Acid for the Children
- First edition cover
- Author: Flea
- Audio read by: Flea
- Cover artist: Elaine Berkovitz Cunningham (photo) Albert Tang (design)
- Language: English
- Genre: Memoir
- Publisher: Grand Central Publishing
- Publication date: November 5, 2019
- Publication place: United States
- Media type: Print (Hardcover) Audiobook E-book
- Pages: 400
- ISBN: 978-1-4555-3053-3
- Dewey Decimal: 787.87/166092 B
- LC Class: ML419.F59 A3 2019

= Acid for the Children =

2019 memoir of Red Hot Chili Peppers bassist Flea

Acid for the Children is the memoir of Red Hot Chili Peppers bassist Flea. It was released on November 5, 2019, by Grand Central Publishing, accompanied by audiobook and E-book versions.

==Background==
In April 2014, Flea started writing his memoir.

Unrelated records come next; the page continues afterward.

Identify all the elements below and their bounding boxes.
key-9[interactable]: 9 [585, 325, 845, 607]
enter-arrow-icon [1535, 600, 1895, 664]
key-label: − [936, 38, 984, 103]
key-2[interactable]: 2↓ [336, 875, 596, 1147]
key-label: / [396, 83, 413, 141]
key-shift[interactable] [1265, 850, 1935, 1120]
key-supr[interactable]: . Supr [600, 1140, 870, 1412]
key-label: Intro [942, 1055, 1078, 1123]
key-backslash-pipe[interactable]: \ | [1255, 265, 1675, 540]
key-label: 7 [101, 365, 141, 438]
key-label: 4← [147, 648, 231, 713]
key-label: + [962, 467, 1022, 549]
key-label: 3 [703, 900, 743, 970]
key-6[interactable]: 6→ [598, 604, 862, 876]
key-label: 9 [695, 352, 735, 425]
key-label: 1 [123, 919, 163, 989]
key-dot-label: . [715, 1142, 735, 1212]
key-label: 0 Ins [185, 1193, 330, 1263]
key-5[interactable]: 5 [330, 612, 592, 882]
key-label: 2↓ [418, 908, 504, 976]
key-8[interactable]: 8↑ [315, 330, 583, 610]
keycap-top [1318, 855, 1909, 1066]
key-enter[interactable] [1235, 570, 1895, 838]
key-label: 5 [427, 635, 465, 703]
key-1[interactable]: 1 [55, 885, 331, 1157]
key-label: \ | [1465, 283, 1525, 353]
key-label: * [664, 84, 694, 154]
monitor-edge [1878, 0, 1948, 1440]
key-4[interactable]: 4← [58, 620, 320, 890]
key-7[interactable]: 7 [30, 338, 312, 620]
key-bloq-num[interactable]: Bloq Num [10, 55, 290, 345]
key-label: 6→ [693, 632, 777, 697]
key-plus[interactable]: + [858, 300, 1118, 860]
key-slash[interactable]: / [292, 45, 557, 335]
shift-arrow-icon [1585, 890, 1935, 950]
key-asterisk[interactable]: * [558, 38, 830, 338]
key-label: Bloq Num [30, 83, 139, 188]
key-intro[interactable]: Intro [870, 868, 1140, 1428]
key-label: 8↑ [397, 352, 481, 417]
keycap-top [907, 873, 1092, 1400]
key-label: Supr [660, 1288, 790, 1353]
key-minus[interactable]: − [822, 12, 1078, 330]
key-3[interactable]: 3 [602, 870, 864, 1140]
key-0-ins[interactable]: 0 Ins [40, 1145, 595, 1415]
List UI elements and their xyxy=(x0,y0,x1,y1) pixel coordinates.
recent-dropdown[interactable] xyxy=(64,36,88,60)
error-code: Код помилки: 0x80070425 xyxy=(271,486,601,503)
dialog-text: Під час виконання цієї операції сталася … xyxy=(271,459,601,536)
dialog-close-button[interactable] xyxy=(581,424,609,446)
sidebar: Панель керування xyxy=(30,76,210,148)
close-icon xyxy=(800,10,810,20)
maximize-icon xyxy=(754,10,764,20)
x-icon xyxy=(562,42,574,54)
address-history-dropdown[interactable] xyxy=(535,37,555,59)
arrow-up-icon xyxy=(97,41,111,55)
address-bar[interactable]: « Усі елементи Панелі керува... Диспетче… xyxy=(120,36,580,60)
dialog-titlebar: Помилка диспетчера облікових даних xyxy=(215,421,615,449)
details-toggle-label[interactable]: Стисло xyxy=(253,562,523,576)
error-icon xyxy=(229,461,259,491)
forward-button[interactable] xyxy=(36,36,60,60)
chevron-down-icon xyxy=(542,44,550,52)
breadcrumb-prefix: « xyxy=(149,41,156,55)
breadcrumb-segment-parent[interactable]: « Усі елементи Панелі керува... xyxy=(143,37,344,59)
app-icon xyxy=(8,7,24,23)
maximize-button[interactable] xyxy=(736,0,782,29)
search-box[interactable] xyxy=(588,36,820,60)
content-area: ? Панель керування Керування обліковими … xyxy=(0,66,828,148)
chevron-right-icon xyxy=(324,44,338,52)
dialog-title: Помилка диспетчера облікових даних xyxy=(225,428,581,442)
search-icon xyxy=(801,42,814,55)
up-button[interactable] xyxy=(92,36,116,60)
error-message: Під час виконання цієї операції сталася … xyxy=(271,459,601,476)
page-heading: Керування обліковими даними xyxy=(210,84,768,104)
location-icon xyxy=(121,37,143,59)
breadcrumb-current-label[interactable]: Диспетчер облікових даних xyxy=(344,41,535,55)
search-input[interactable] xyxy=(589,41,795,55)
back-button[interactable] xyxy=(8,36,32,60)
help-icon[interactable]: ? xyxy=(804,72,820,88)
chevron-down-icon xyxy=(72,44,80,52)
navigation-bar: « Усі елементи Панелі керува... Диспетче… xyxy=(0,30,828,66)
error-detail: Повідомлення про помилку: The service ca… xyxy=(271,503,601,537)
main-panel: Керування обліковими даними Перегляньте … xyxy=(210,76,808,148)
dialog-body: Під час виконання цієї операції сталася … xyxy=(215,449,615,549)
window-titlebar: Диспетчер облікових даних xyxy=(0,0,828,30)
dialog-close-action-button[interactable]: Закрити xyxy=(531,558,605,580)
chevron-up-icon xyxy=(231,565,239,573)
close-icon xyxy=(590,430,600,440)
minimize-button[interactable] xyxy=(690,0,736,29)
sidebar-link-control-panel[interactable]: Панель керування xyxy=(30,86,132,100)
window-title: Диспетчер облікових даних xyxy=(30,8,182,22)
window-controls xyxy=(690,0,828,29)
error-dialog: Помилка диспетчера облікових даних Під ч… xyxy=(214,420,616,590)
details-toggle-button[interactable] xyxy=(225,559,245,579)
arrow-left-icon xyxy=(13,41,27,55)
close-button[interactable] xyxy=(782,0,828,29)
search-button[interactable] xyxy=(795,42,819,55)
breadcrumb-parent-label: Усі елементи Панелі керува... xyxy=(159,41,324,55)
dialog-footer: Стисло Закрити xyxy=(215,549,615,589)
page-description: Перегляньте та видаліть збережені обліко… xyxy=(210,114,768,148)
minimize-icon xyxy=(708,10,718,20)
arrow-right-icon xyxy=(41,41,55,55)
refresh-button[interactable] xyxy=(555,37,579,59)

The book was expected to chronicle Flea's unconventional childhood (including his move from a "normal" life in the New York suburbs to a "bohemian" lifestyle in Los Angeles with his jazz-playing stepfather), his adventures in the L.A. streets, his "sometimes complex friendship and collaboration" with Chili Peppers co-founder Anthony Kiedis and the overall "tumultuous creative journey" of the band, which formed in 1982.

In 2018, Flea confirmed that the book would not detail his years with the Red Hot Chili Peppers and would instead focus on his life before the band. "It's my great hope that it could be a book that could live beyond being a celebrity book or a rock star book and just stand on its own as a piece of literature," Flea says of Acid for the Children, which he described as an origin story: "It ends where The Red Hot Chili Peppers begins."